Baca juga: VIDEO: Para Penyintas Longsor dari Bener Meriah
Audit terhadap perusahaan-perusahaan perusak lingkungan memang sudah dilakukan, namun audit saja tidak cukup. Tanpa sanksi tegas dan transparan, pelanggaran akan terus terulang. Banyak pelaku hanya berganti nama perusahaan, sementara kerusakan tetap berjalan.
Kerusakan lingkungan paling berat dirasakan oleh kelompok rentan: petani, nelayan, perempuan, dan anak-anak. Sawah terendam, hasil tangkapan ikan menurun akibat sedimentasi, air bersih semakin langka, penyakit berbasis lingkungan meningkat. Krisis ekologis perlahan berubah menjadi krisis pangan dan kesehatan.
Jika kondisi ini terus dibiarkan, biaya sosial dan ekonomi yang harus dibayar akan jauh lebih besar dibanding keuntungan jangka pendek dari eksploitasi alam.
Saatnya Memilih Arah Kebijakan
Akhir 2025 harus menjadi titik balik. Pemerintah tidak boleh hanya hadir ketika bencana terjadi. Pencegahan harus menjadi fokus utama.
Beberapa langkah mendesak:
- Moratorium izin baru di hutan dan DAS kritis.

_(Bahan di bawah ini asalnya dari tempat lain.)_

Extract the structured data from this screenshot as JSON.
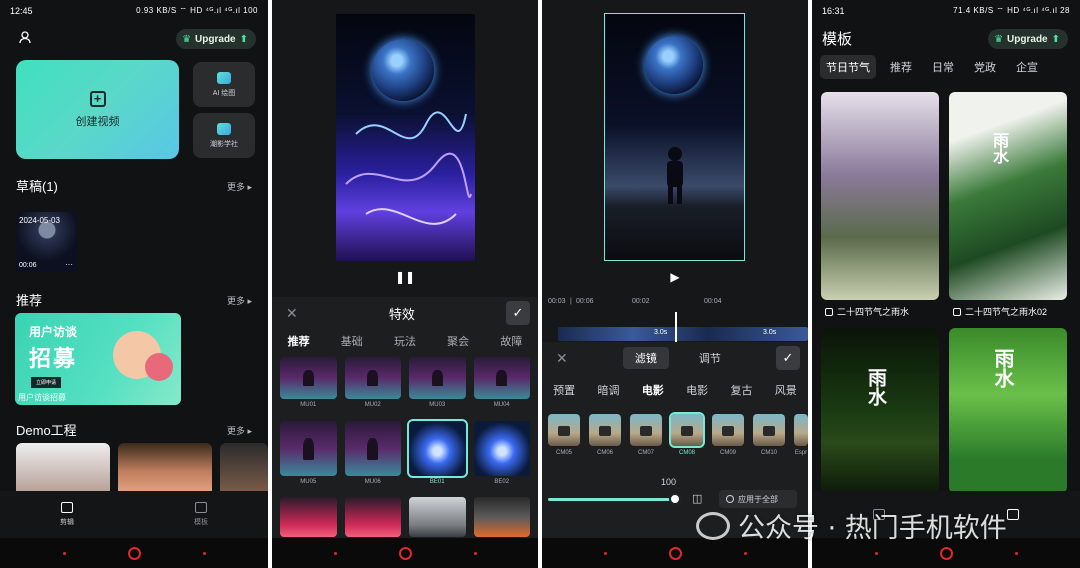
{
  "screen1": {
    "status": {
      "time": "12:45",
      "indicators": "0.93 KB/S ⌔ HD ⁴ᴳ.ıl ⁴ᴳ.ıl 100"
    },
    "upgrade_label": "Upgrade",
    "create_label": "创建视频",
    "ai_draw_label": "AI 绘图",
    "photo_school_label": "潮影学社",
    "drafts_title": "草稿(1)",
    "more_label": "更多",
    "draft": {
      "date": "2024-05-03",
      "duration": "00:06",
      "menu": "···"
    },
    "recommend_title": "推荐",
    "banner": {
      "line1": "用户访谈",
      "line2": "招募",
      "button": "立即申请",
      "caption": "用户访谈招募"
    },
    "demo_title": "Demo工程",
    "tabs": [
      {
        "label": "剪辑"
      },
      {
        "label": "模板"
      }
    ]
  },
  "screen2": {
    "sheet_title": "特效",
    "tabs": [
      "推荐",
      "基础",
      "玩法",
      "聚会",
      "故障"
    ],
    "items_row1": [
      "MU01",
      "MU02",
      "MU03",
      "MU04"
    ],
    "items_row2": [
      "MU05",
      "MU06",
      "BE01",
      "BE02"
    ],
    "pause_icon": "pause-icon"
  },
  "screen3": {
    "time_current": "00:03",
    "time_total": "00:06",
    "ticks": [
      "00:02",
      "00:04"
    ],
    "clip1": "3.0s",
    "clip2": "3.0s",
    "tab_filter": "滤镜",
    "tab_adjust": "调节",
    "categories": [
      "预置",
      "暗调",
      "电影",
      "电影",
      "复古",
      "风景"
    ],
    "filters": [
      "CM05",
      "CM06",
      "CM07",
      "CM08",
      "CM09",
      "CM10",
      "Espr"
    ],
    "intensity": 100,
    "apply_all": "应用于全部"
  },
  "screen4": {
    "status": {
      "time": "16:31",
      "indicators": "71.4 KB/S ⌔ HD ⁴ᴳ.ıl ⁴ᴳ.ıl 28"
    },
    "title": "模板",
    "upgrade_label": "Upgrade",
    "chips": [
      "节日节气",
      "推荐",
      "日常",
      "党政",
      "企宣"
    ],
    "card1_caption": "二十四节气之雨水",
    "card2_caption": "二十四节气之雨水02",
    "card2_text": "雨水",
    "card3_text": "雨水",
    "card4_text": "雨水"
  },
  "watermark": "公众号 · 热门手机软件",
  "colors": {
    "accent": "#7ae8d6",
    "nav_red": "#e0282e",
    "bg": "#111213"
  }
}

- Penegakan hukum yang tegas terhadap pelaku perusakan.
- Pemulihan ekosistem dan hutan secara sistematis.
- Pelibatan masyarakat adat dan lokal sebagai penjaga hutan.
- Transparansi data lingkungan dan proses perizinan.
- Kebijakan tidak cukup hanya dikonsep, tetapi harus dijalankan dengan keberanian politik.
Penutup
Lingkungan bukan isu pinggiran. Ia adalah fondasi ekonomi, sosial, dan kehidupan Aceh. Jika hutan terus hilang dan sungai terus rusak, maka bencana demi bencana hanyalah soal waktu.
Akhir tahun ini adalah peringatan keras. Aceh bukan kekurangan sumber daya alam, melainkan kurang keberanian untuk menjaganya.
Pilihan kini ada di tangan pemerintah, pelaku usaha, dan masyarakat. Melanjutkan pola lama berarti mewariskan krisis. Mengubah arah berarti menyelamatkan masa depan Aceh.[]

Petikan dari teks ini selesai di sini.